Il mistero soprannaturale e invisibile deve essere manifestato con segni naturali e visibili, che costituiscono l’insieme di una celebrazione liturgica. Eccone alcuni:

La preziosità dei libri contenenti la Parola di Dio: l’Evangeliario e i Lezionari;

I movimenti processionali: l’ingresso introitale con l’Evangeliario e la processione all’ambone tra incensi, ceri e acclamazioni;

i protocolli di inizio e termine della pericope evangelica e delle lezioni;

la salmodia intercalare, le acclamazioni;

il sacro silenzio;

la cantillatio del vangelo e anche delle lezioni;

la sacralità del luogo della proclamazione (l’ambone) e del ministro che proclama (sacerdote, diacono, lettore e cantore)

 

4.  Il luogo della Parola: l’ambone

L’altare e l’ambone sono le primizie dei luoghi liturgici, nati nell’antichità insieme e uniti dal medesimo criterio della monumentalità (non è quindi una creazione del Vaticano II).

L’ambone è il luogo liturgico proprio e stabile per celebrare il mistero di Dio che parla al suo popolo.
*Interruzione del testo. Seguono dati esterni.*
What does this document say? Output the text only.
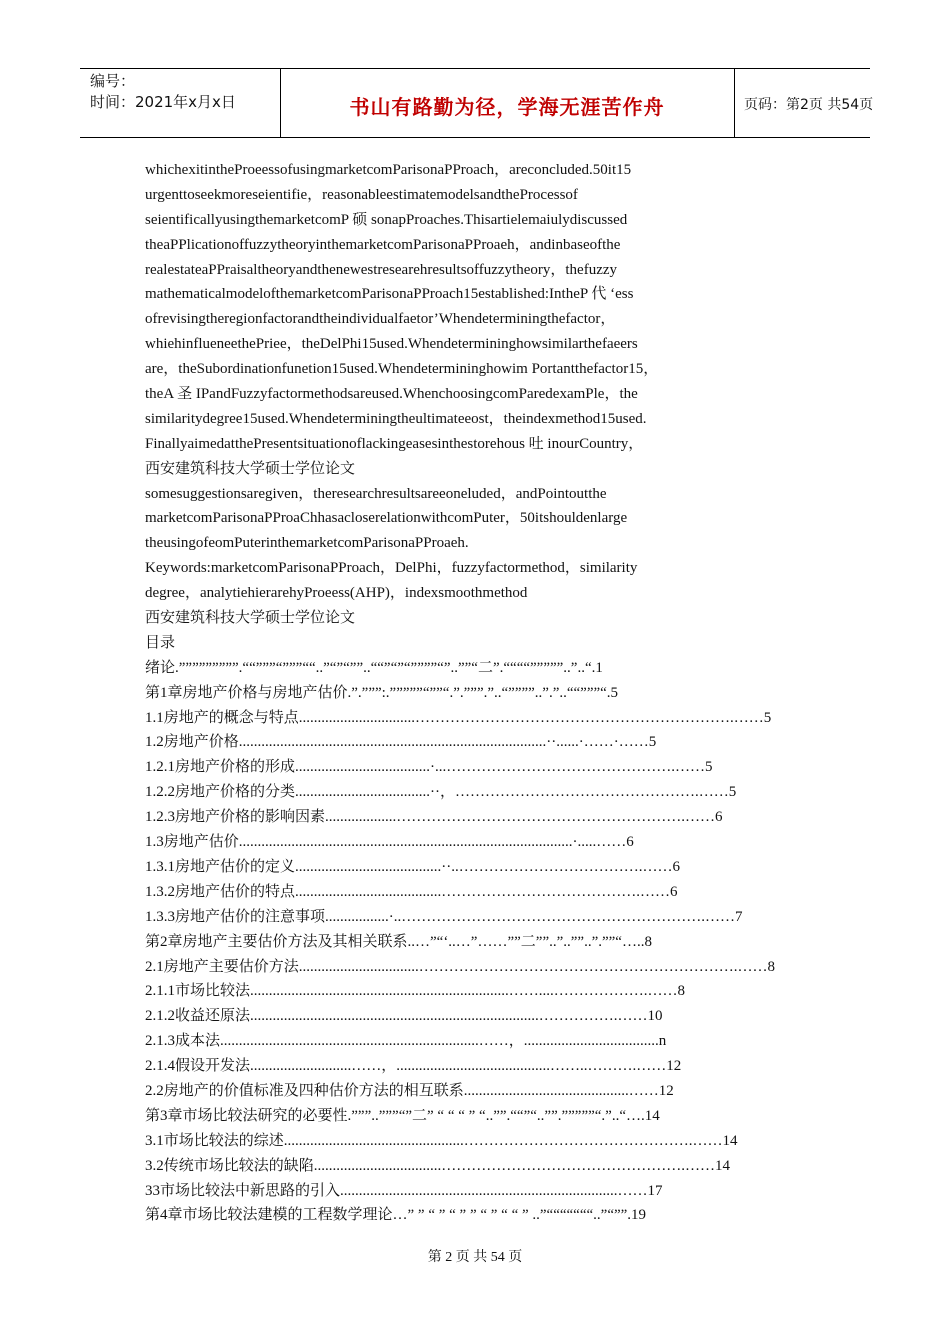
编号：
时间：2021年x月x日	书山有路勤为径，学海无涯苦作舟	页码：第2页 共54页
whichexitintheProeessofusingmarketcomParisonaPProach，areconcluded.50it15
urgenttoseekmoreseientifie，reasonableestimatemodelsandtheProcessof
seientificallyusingthemarketcomP 硕 sonapProaches.Thisartielemaiulydiscussed
theaPPlicationoffuzzytheoryinthemarketcomParisonaPProaeh，andinbaseofthe
realestateaPPraisaltheoryandthenewestresearehresultsoffuzzytheory，thefuzzy
mathematicalmodelofthemarketcomParisonaPProach15established:IntheP 代 ‘ess
ofrevisingtheregionfactorandtheindividualfaetor’Whendeterminingthefactor，
whiehinflueneethePriee，theDelPhi15used.Whendetermininghowsimilarthefaeers
are，theSubordinationfunetion15used.Whendetermininghowim Portantthefactor15，
theA 圣 IPandFuzzyfactormethodsareused.WhenchoosingcomParedexamPle，the
similaritydegree15used.Whendeterminingtheultimateeost，theindexmethod15used.
FinallyaimedatthePresentsituationoflackingeasesinthestorehous 吐 inourCountry，
西安建筑科技大学硕士学位论文
somesuggestionsaregiven，theresearchresultsareeoneluded，andPointoutthe
marketcomParisonaPProaChhasacloserelationwithcomPuter，50itshouldenlarge
theusingofeomPuterinthemarketcomParisonaPProaeh.
Keywords:marketcomParisonaPProach，DelPhi，fuzzyfactormethod，similarity
degree，analytiehierarehyProeess(AHP)，indexsmoothmethod
西安建筑科技大学硕士学位论文
目录
绪论.”””””””””.““”””“”””““..”“”“””..““”“”“””””“”..””“二”.““““”””””..”..“.1
第1章房地产价格与房地产估价.”.”””:.”””””“””“.”.”””.”..“””””..”.”..““”””“.5
1.1房地产的概念与特点...............................……………………………………………………….……5
1.2房地产价格..................................................................................··......·……·……5
1.2.1房地产价格的形成....................................·...……………………………………….……5
1.2.2房地产价格的分类....................................··，………………………………………….……5
1.2.3房地产价格的影响因素...................………………………………………………….……6
1.3房地产估价.........................................................................................·.....……6
1.3.1房地产估价的定义.......................................··..……………………………….……6
1.3.2房地产估价的特点.......................................………………………………….……6
1.3.3房地产估价的注意事项.................·..…………………………………………………….……7
第2章房地产主要估价方法及其相关联系..…”“‘..…”……””二””..”..””..”.””“…..8
2.1房地产主要估价方法................................……………………………………………………….……8
2.1.1市场比较法.....................................................................……....……………….……8
2.1.2收益还原法.............................................................................…………….……10
2.1.3成本法.....................................................................……，....................................n
2.1.4假设开发法...........................……，.........................................……..……….……12
2.2房地产的价值标准及四种估价方法的相互联系............................................……12
第3章市场比较法研究的必要性.”””..”””“”二” “ “ “ ” “..””.““”“..””.”””””“.”..“….14
3.1市场比较法的综述................................................……………………………………….……14
3.2传统市场比较法的缺陷..................................………………………………………….……14
33市场比较法中新思路的引入..........................................................................……17
第4章市场比较法建模的工程数学理论…” ” “ ” “ ” ” “ ” “ “ ” ..”“““““““..”“””.19
第 2 页 共 54 页
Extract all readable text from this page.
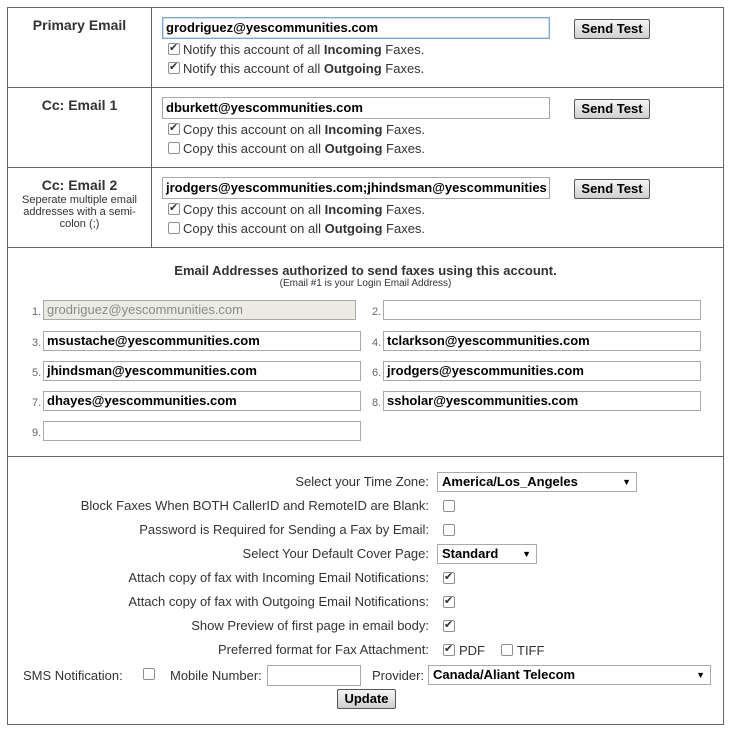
Primary Email	grodriguez@yescommunities.com	Send Test
✔
Notify this account of all Incoming Faxes.
✔
Notify this account of all Outgoing Faxes.
Cc: Email 1	dburkett@yescommunities.com	Send Test
✔
Copy this account on all Incoming Faxes.
Copy this account on all Outgoing Faxes.
Cc: Email 2
Seperate multiple email addresses with a semi-colon (;)
jrodgers@yescommunities.com;jhindsman@yescommunities	Send Test
✔
Copy this account on all Incoming Faxes.
Copy this account on all Outgoing Faxes.
Email Addresses authorized to send faxes using this account.
(Email #1 is your Login Email Address)
1. grodriguez@yescommunities.com	2.
3. msustache@yescommunities.com	4. tclarkson@yescommunities.com
5. jhindsman@yescommunities.com	6. jrodgers@yescommunities.com
7. dhayes@yescommunities.com	8. ssholar@yescommunities.com
9.
Select your Time Zone:	America/Los_Angeles	▼
Block Faxes When BOTH CallerID and RemoteID are Blank:
Password is Required for Sending a Fax by Email:
Select Your Default Cover Page:	Standard	▼
Attach copy of fax with Incoming Email Notifications:
✔
Attach copy of fax with Outgoing Email Notifications:
✔
Show Preview of first page in email body:
✔
Preferred format for Fax Attachment:
✔ PDF TIFF
SMS Notification:	Mobile Number:	Provider: Canada/Aliant Telecom	▼
Update
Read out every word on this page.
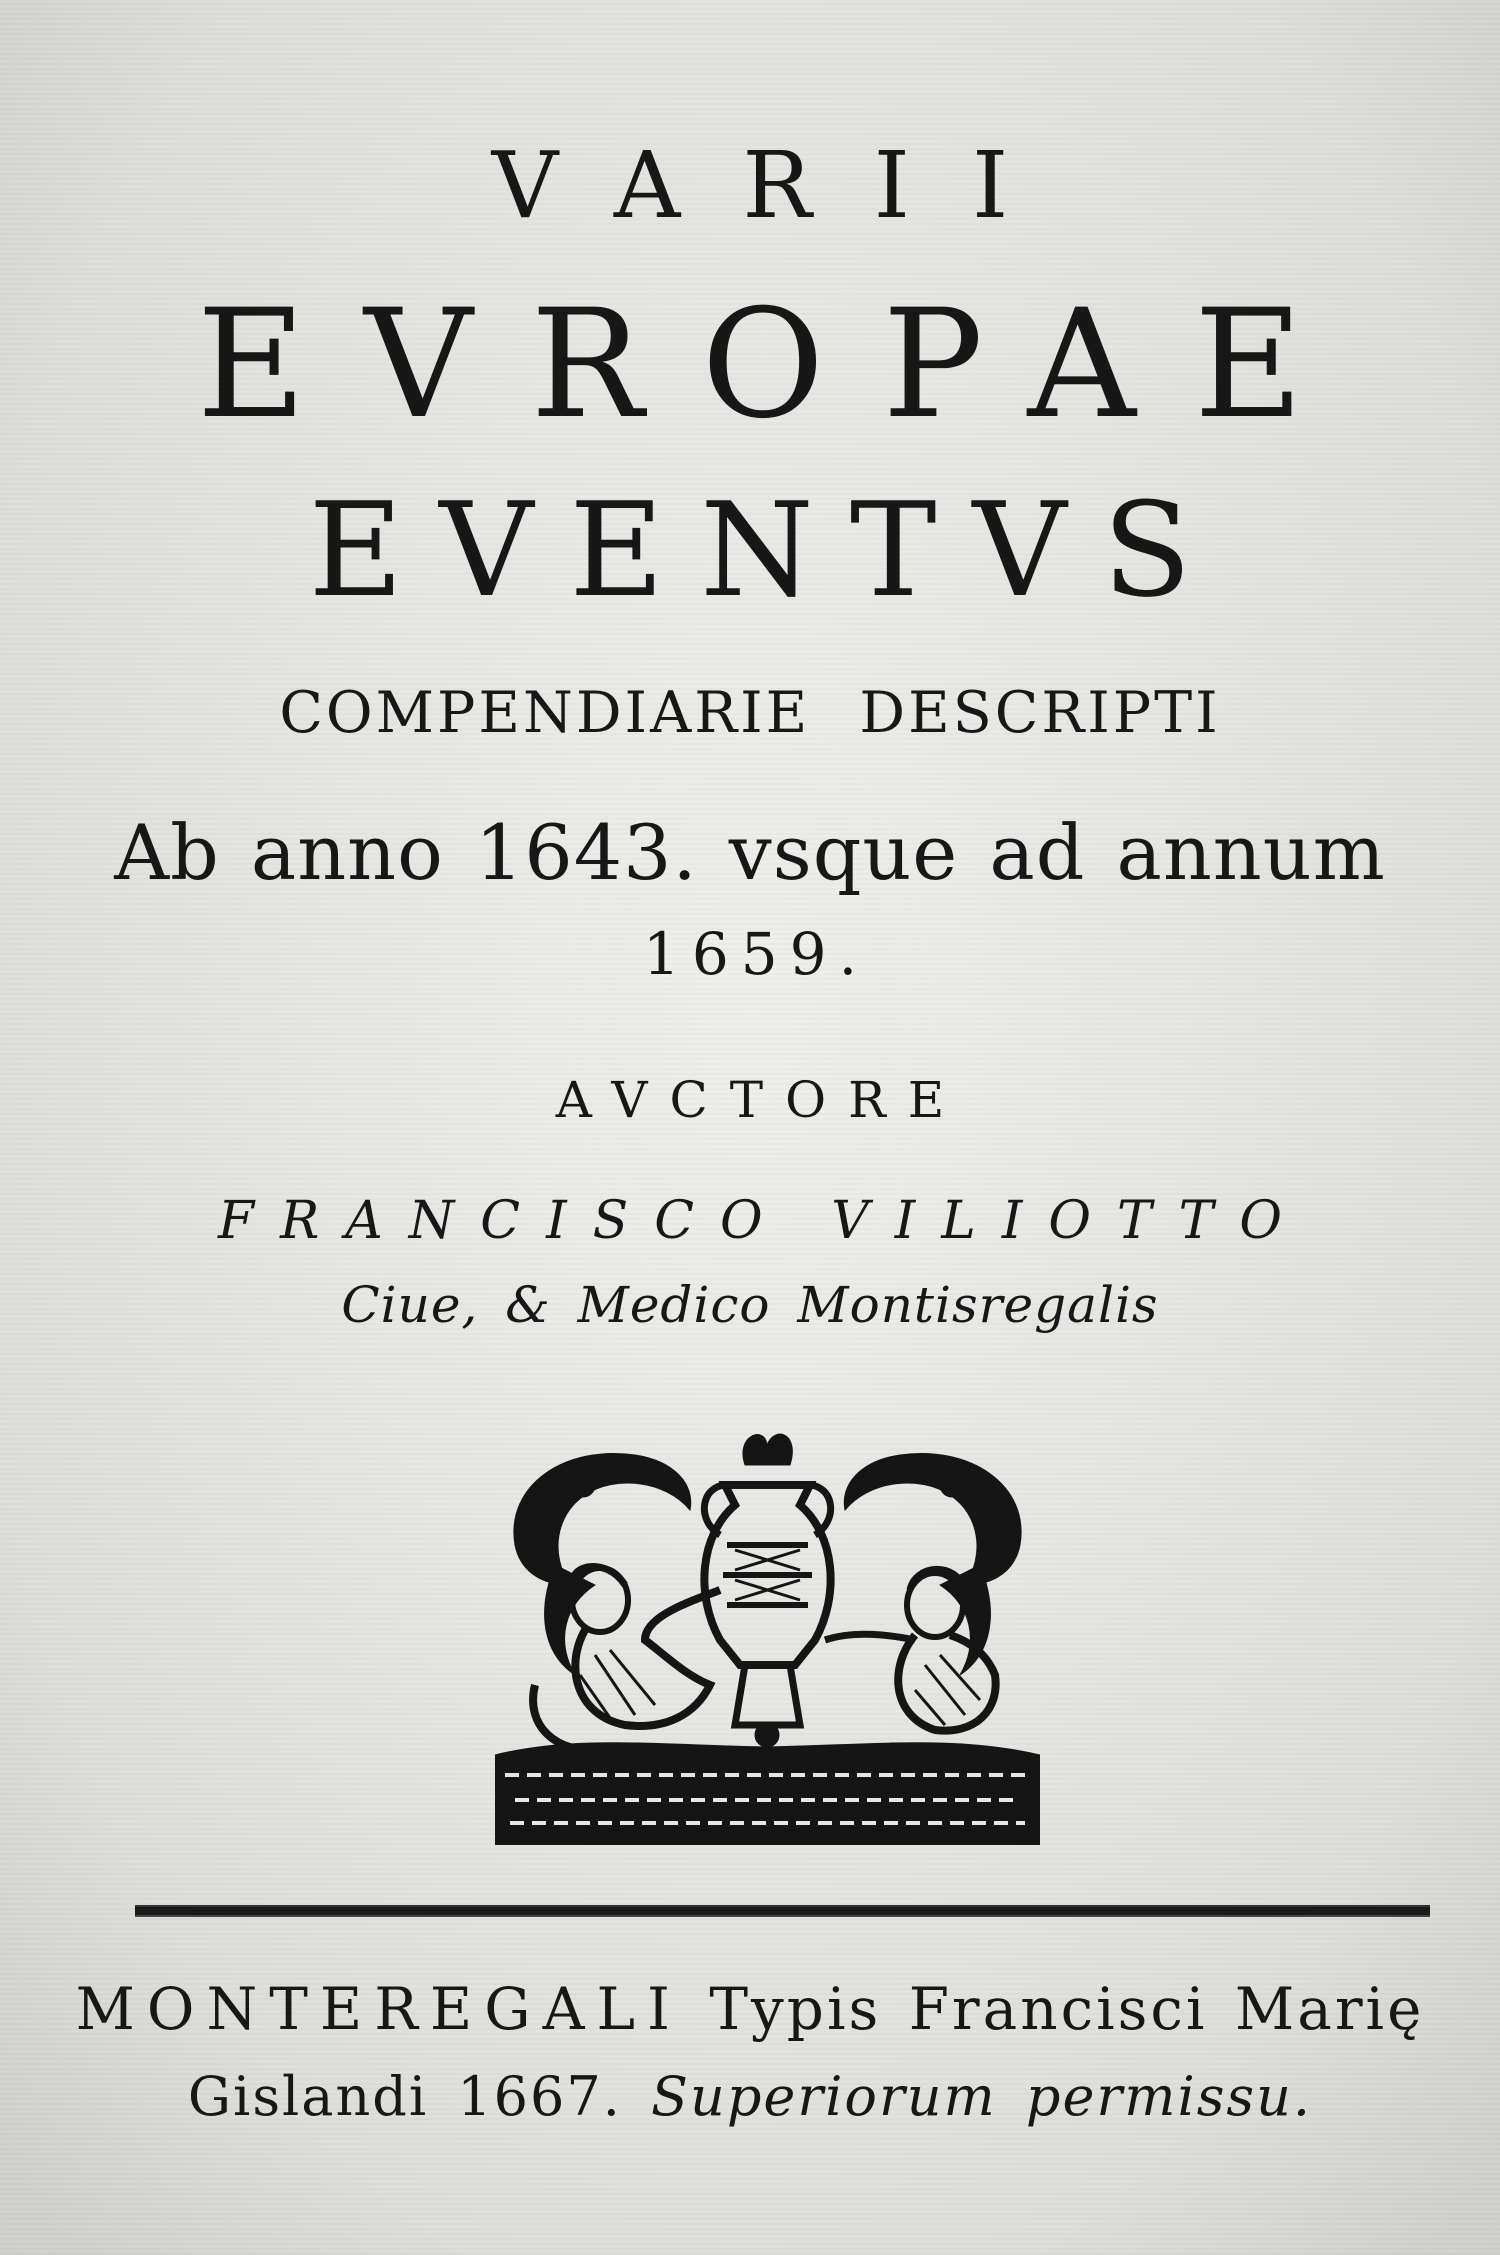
VARII
EVROPAE
EVENTVS
COMPENDIARIE DESCRIPTI
Ab anno 1643. vsque ad annum
1659.
AVCTORE
FRANCISCO VILIOTTO
Ciue, & Medico Montisregalis
MONTEREGALI Typis Francisci Marię
Gislandi 1667. Superiorum permissu.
Quindi la proclamazione della parola di Dio non deve avvenire in un luogo qualsiasi seguendo il criterio della sola funzionalità. (non dall’altare, non dalla sede, non da un microfono vagante, non dalla navata). Salire all’ambone è il primo atto col quale si     dichiara l’importanza della Parola di Dio e della sua proclamazione.

Nelle chiese storiche è necessario usare l’ambone monumentale per celebrare oltre che con la massima dignità, anche nella continuità con la tradizione secolare. Se per le Messe    quotidiane basterà un decoroso leggio nel presbiterio, nelle solennità e anche nelle domeniche è quanto mai opportuno salire sull’ambone (o pulpito) storico (facilitati dal       microfono) per dare la misura alta del mistero di Dio che parla al suo popolo.

Nessun altro deve salire all’ambone per dare delle comunicazioni generiche o fare discorsi di circostanza durante i riti. Inoltre l’ambone non deve essere usato fuori della celebrazione liturgica (conferenze, concerti, commemorazioni, ecc.). Se si cede su questo punto il popolo di Dio non percepirà più la sacralità dell’ambone e della Parola di Dio che su di esso viene proclamata.

La forma, l’arte e la cura dell’ambone devono poter testimoniare anche fuori delle celebrazioni l’importanza del luogo e annunziare il mistero del Dio che parla al suo popolo a chiunque passa davanti ad esso. Ce ne danno mirabile testimonianza i mirabili amboni e pulpiti delle secolari basiliche cristiane.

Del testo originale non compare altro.